Değişime hazır mıyız? Söz mü? Alın terinden yana değişime hazır mıyız? Hiçbir çocuğun yatağa aç girmediği bir Türkiye’yi gerçekleştirmeye hazır mıyız? Gençlerin hakkını, hukukunu korumaya hazır mıyız? Siz hazırsanız Bay Kemal de hazır. Beraber yapacağız, birlikte yapacağız. Birlikte gerçekleştireceğiz.
Gençler o zaman sizden başlayayım. Bir; kesinlikle KPSS'de mülakat bitecek. Neyi kazandıysanız atamanız yapılacak. Bu konuda söz. İki; bütün köy okullarını yeniden açacağız. 100 bin öğretmenin atamasını yapacağız. Dolayısıyla 100 bin öğretmen, gençler gidecekler; Ferhat ile Şirin’in buluştuğu gibi, öğrenciyle öğretmeni buluşturacağım hiç endişe etmeyin. Genç, pırıl pırıl öğretmenlerin hepsi görevlerinin başında olacak. Köylerde çalışan bütün gençlerin, tarlada, bağda, bahçede çalışan bütün gençlerin ve kadınların sosyal güvenlik primini devlet olarak biz ödeyeceğiz. Çalışacaklar, primlerini biz ödeyeceğiz. Böylece hiçbir kadın bir başka kişiye muhtaç olmayacak. Kırsalda, tarlada, fabrikada nerede çalışıyorsa onun sosyal güvenlik primini ödeyeceğiz. Yeri, zamanı gelince de emekli olacak.
Dolayısıyla bu topraklarda hiçbir çocuğun yatağa aç girmediği bir düzeni getireceğiz. Beraber getireceğiz ve birlikte getireceğiz.

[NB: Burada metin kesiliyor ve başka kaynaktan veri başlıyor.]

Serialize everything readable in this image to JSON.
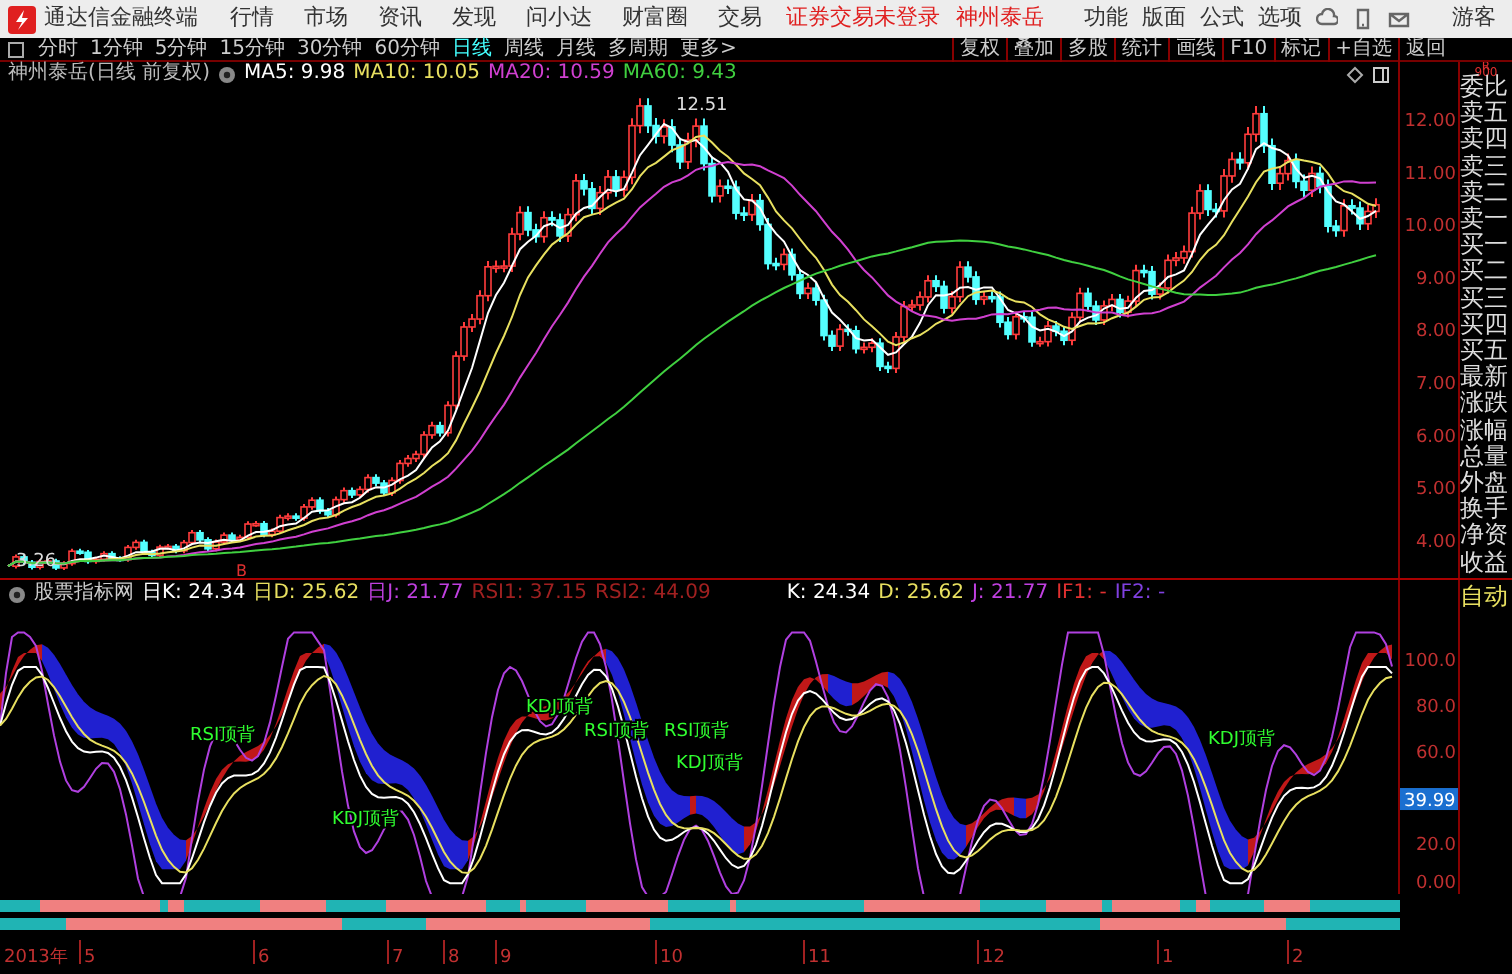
{
  "app": {
    "title": "通达信金融终端"
  },
  "menu": [
    "行情",
    "市场",
    "资讯",
    "发现",
    "问小达",
    "财富圈",
    "交易"
  ],
  "login_notice": "证券交易未登录",
  "stock_link": "神州泰岳",
  "right_menu": [
    "功能",
    "版面",
    "公式",
    "选项"
  ],
  "user": "游客",
  "periods": [
    {
      "label": "分时",
      "selected": false
    },
    {
      "label": "1分钟",
      "selected": false
    },
    {
      "label": "5分钟",
      "selected": false
    },
    {
      "label": "15分钟",
      "selected": false
    },
    {
      "label": "30分钟",
      "selected": false
    },
    {
      "label": "60分钟",
      "selected": false
    },
    {
      "label": "日线",
      "selected": true
    },
    {
      "label": "周线",
      "selected": false
    },
    {
      "label": "月线",
      "selected": false
    },
    {
      "label": "多周期",
      "selected": false
    },
    {
      "label": "更多>",
      "selected": false
    }
  ],
  "tools": [
    "复权",
    "叠加",
    "多股",
    "统计",
    "画线",
    "F10",
    "标记",
    "+自选",
    "返回"
  ],
  "price_chart": {
    "title": "神州泰岳(日线 前复权)",
    "moving_averages": [
      {
        "label": "MA5: 9.98",
        "color": "#ffffff"
      },
      {
        "label": "MA10: 10.05",
        "color": "#e8e060"
      },
      {
        "label": "MA20: 10.59",
        "color": "#d040d0"
      },
      {
        "label": "MA60: 9.43",
        "color": "#40d040"
      }
    ],
    "high_label": "12.51",
    "low_label": "3.26",
    "signal_mark": "B",
    "axis_labels": [
      "12.00",
      "11.00",
      "10.00",
      "9.00",
      "8.00",
      "7.00",
      "6.00",
      "5.00",
      "4.00"
    ]
  },
  "quote_panel": {
    "header": [
      "R",
      "900"
    ],
    "labels": [
      "委比",
      "卖五",
      "卖四",
      "卖三",
      "卖二",
      "卖一",
      "买一",
      "买二",
      "买三",
      "买四",
      "买五",
      "最新",
      "涨跌",
      "涨幅",
      "总量",
      "外盘",
      "换手",
      "净资",
      "收益"
    ]
  },
  "indicator": {
    "name": "股票指标网",
    "values": [
      {
        "label": "日K: 24.34",
        "color": "#ffffff"
      },
      {
        "label": "日D: 25.62",
        "color": "#e8e060"
      },
      {
        "label": "日J: 21.77",
        "color": "#c040e0"
      },
      {
        "label": "RSI1: 37.15",
        "color": "#a02020"
      },
      {
        "label": "RSI2: 44.09",
        "color": "#a02020"
      },
      {
        "label": "K: 24.34",
        "color": "#ffffff"
      },
      {
        "label": "D: 25.62",
        "color": "#e8e060"
      },
      {
        "label": "J: 21.77",
        "color": "#c040e0"
      },
      {
        "label": "IF1: -",
        "color": "#e03030"
      },
      {
        "label": "IF2: -",
        "color": "#8040e0"
      }
    ],
    "signals": [
      "RSI顶背",
      "KDJ顶背",
      "KDJ顶背",
      "RSI顶背",
      "RSI顶背",
      "KDJ顶背",
      "KDJ顶背"
    ],
    "axis_labels": [
      "100.0",
      "80.0",
      "60.0",
      "20.0",
      "0.00"
    ],
    "current_value": "39.99",
    "mode": "自动"
  },
  "date_axis": [
    "2013年",
    "5",
    "6",
    "7",
    "8",
    "9",
    "10",
    "11",
    "12",
    "1",
    "2"
  ]
}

Efendim; Kütahya kadim bir şehrimiz. Çinicilik konusunda dünya çapında güzel bir markası var. Bu markanın büyümesi lazım. Bu markanın dünyanın her tarafında bilinmesi ve öğrenilmesi lazım. Kütahya kadim bir şehir. Milli Kurtuluş Savaşına imza atan bir şehir. Dumlupınar Meydan Savaşının zaferinin onurunu yaşayan Kütahya’da olmaktan son derece huzurluyum, son derece mutluyum, son derece sevinçliyim.
‘Emekliler’ diyor. Emeklilere de sözüm var. Ta 2015’ten bu yana sözüm var. Söylüyorum, ‘Emeklilere, Ramazan ve Kurban Bayramında asgari ücret kadar birer maaş ikramiye verin…’ Önce ‘olmaz’ dediler, bir sürü laf ettiler, 1000 lira verdiler. Sonra seçim yaklaşıyor ya 1000 lira daha verdiler. Bay Kemal bunu yeterli görüyor mu? Görmüyor. Dedim ki, ‘Allah nasip eder sizlerin oylarıyla Cumhurbaşkanlığına oturduğumda göreceksiniz, emekliler Kurban Bayramında aylıklarını almaya gittiklerinde 15 bin liralık bayram ikramiyesini görecekler.’ Söz veriyorum söz! Bay Kemal sözünden döner mi? Bay Kemal yapacak, göreceksiniz.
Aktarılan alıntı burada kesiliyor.